Alguém A. Chuva (pseud.)

Madalena Homem-Cardoso

Lisboa

2º Prémio

“Cegueira” 

Iolanda Margarida Pereira Freitas

Matosinhos

Menção Honrosa

“As vozes em ti”

Daniel Costa-Lourenço

Hugo Daniel de Oliveira

Lisboa

3º Prémio

S/ título

José Lima

Valongo

Menção Honrosa

“Duas vezes amada”

  Paulo Alexandre Vilarinho de Barros

Vila Nova de Famalicão

 
   

  1º Prémio:

   

Cantar do atormentado

    

Não te mandei a carta em papel perfumado, com letras vertidas a tinta de caneta e caligrafia cuidada, escorreita, inclinada para a direita, em linhas paralelas, transpirando segurança; ou, pelo contrário: trapalhona, com rasuras denunciadoras de hesitação e nervosismo ansioso, mesmo que a um olhar pouco perspicaz. E não soprei a folha manuscrita, como de costume, após a afagar com os nós dos dedos, para lhe afastar hipotéticas impurezas, nem a dobrei cuidadosamente no formato do invólucro. Também não lambi o selo, nem tampouco a fímbria do envelope: perdi assim o gozo da sensação adocicada da cola, mas ganhei no risco, não corrido, de ofender a língua no gume afiado do papel. Não preenchi remetente, nem endereço, e menos ainda o código infindo, cada vez mais longo de algarismos que nunca ninguém sabe. Finalmente, não desci à rua em busca daquele, gordo e hirto, tubo de ferro fundido, que dantes era só vermelho vivo, de chapéu preto, de inerme boca aberta, com relógio ao peito, de um ponteiro só, que indica a hora que há-se ser quando alguém virá aliviar-lhe as entranhas, e que agora é secundado por um clone azul-bebé que, dizem, é mais rápido, para nele introduzir o subscrito, confiando que chegaria ao teu destino mais dia, menos dia.
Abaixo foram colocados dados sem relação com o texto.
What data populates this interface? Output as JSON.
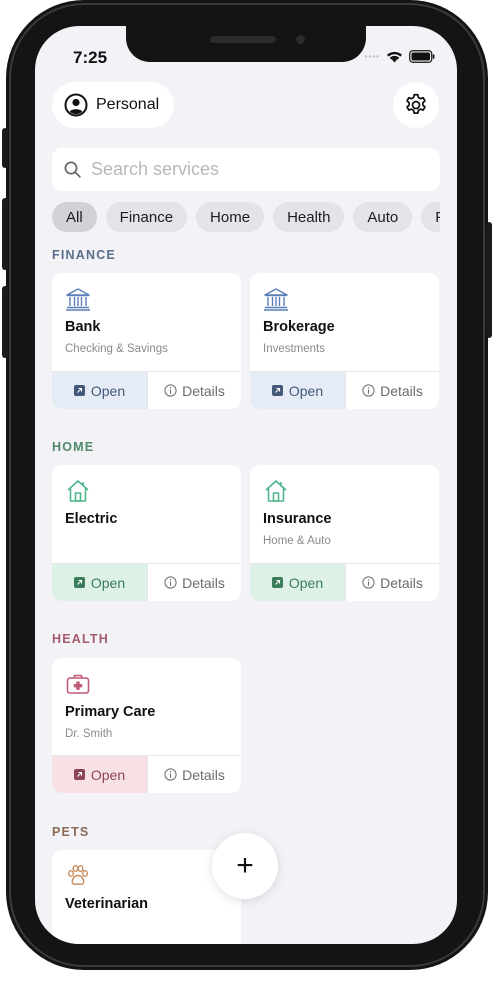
{
  "status_bar": {
    "time": "7:25"
  },
  "header": {
    "profile_label": "Personal"
  },
  "search": {
    "placeholder": "Search services",
    "value": ""
  },
  "filters": [
    "All",
    "Finance",
    "Home",
    "Health",
    "Auto",
    "Pets"
  ],
  "colors": {
    "finance": "#5a6e8c",
    "finance_open_bg": "#e5ecf5",
    "finance_open_fg": "#44597a",
    "home": "#4e8a6a",
    "home_open_bg": "#ddf1e6",
    "home_open_fg": "#3b7d5a",
    "health": "#a55a6c",
    "health_open_bg": "#f7e1e5",
    "health_open_fg": "#8c4556",
    "pets": "#8c6a55"
  },
  "sections": [
    {
      "title": "FINANCE",
      "cards": [
        {
          "icon": "bank-icon",
          "title": "Bank",
          "subtitle": "Checking & Savings",
          "open": "Open",
          "details": "Details"
        },
        {
          "icon": "bank-icon",
          "title": "Brokerage",
          "subtitle": "Investments",
          "open": "Open",
          "details": "Details"
        }
      ]
    },
    {
      "title": "HOME",
      "cards": [
        {
          "icon": "house-icon",
          "title": "Electric",
          "subtitle": "",
          "open": "Open",
          "details": "Details"
        },
        {
          "icon": "house-icon",
          "title": "Insurance",
          "subtitle": "Home & Auto",
          "open": "Open",
          "details": "Details"
        }
      ]
    },
    {
      "title": "HEALTH",
      "cards": [
        {
          "icon": "medical-kit-icon",
          "title": "Primary Care",
          "subtitle": "Dr. Smith",
          "open": "Open",
          "details": "Details"
        }
      ]
    },
    {
      "title": "PETS",
      "cards": [
        {
          "icon": "paw-icon",
          "title": "Veterinarian",
          "subtitle": ""
        }
      ]
    }
  ],
  "fab": {
    "label": "+"
  }
}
Ganhei coragem e mandei-a, sim, mas na segurança asséptica, insípida e inodora, de zeros e uns, estúpidos e frios; sins e nãos, codificados pelo pisar das teclas de um caixote mágico que, onde luz, me pinta letras generosas, e me permite num piscar de olhos: recuar, saltar, mover, rasurar, sem nunca borrar ou rasgar, sem nunca se cansar ou protestar, sem nunca me denunciar.

Assim, sem sombra de mácula, abençoada por um corrector que acautela a gralha, com letra à la carte, bastou-me premir nos olhos de um bicho, roedor sem pêlo, de longa cauda, e ela lá foi, veloz, através de cabos, excitados por correntes mínimas, tão úteis quanto indiferentes ao que levam, até ao teu e-mail; termo exótico, mas, convenhamos, bem mais simples que: tua caixa de correio electrónico.
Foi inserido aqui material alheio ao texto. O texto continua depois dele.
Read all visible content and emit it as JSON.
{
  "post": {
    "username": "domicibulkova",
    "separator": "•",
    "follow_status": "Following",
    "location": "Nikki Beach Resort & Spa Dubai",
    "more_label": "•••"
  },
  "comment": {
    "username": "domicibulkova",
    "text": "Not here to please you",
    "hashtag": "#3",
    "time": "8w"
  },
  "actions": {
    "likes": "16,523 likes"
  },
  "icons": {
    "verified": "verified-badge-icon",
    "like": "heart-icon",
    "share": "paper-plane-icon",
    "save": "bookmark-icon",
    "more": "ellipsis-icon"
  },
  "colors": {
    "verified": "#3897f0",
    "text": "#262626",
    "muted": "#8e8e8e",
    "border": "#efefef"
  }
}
No entanto, ao tentar relê-la, com a atenção de distraído e o cenho de céptico, noto que, por mais voltas que lhe dê, não lhe falta nada: a força e determinação da palavra estão lá! Está lá tudo, incólume; pese embora lida a partir de uma imagem, escarrapachada em vidro - assim, como quem lê televisão - mantém o seu integral poder demolidor ou apaziguador, desperta os mesmos sentimentos e paixões, lágrimas e sorrisos, que as palavras manuscritas.

Bem, tudo isto, apenas para dizer que te mandei aquele mail e ainda não me respondeste.

 

Francisco Manuel Calado Gomes Abrunhosa

Braga

   

2º Prémio:

 

Cegueira

 

Em cada cruzar de olhos

procuro os teus

Em cada fim de tarde

relembro o teu desejo...

Ai, quisesse tu assim, amor

tanto os olhos meus

para os cegares aos dois

apenas com um beijo.

 

 

Iolanda Margarida Pereira Freitas

Matosinhos

    

3º Prémio:

     
Nos quadros de uma exposição imaginária

Encontrei primeiro o nascimento,

O aparecimento:

Eminente, elegante, voando sobre uma concha

(por força do sopro divino.

Aqui e ali Giorgione nas porfias iniciais,

Mas mais que tudo,

No meio de uma confusão organizada de Bruegel,

De uma vida desgarrada e às vezes frívola,

Encontrei os relógios perdidos e deitados,

Harmonizados na conversa primeira, mote para o sonho ulterior.

Foi então

Que eu me perdi deleitosamente nas danças

Do teu rosto

E do teu sorriso,

Nos contos de fadas

Que o nosso Pássaro de Fogo

Ajudou a construir no corredor dos nervos.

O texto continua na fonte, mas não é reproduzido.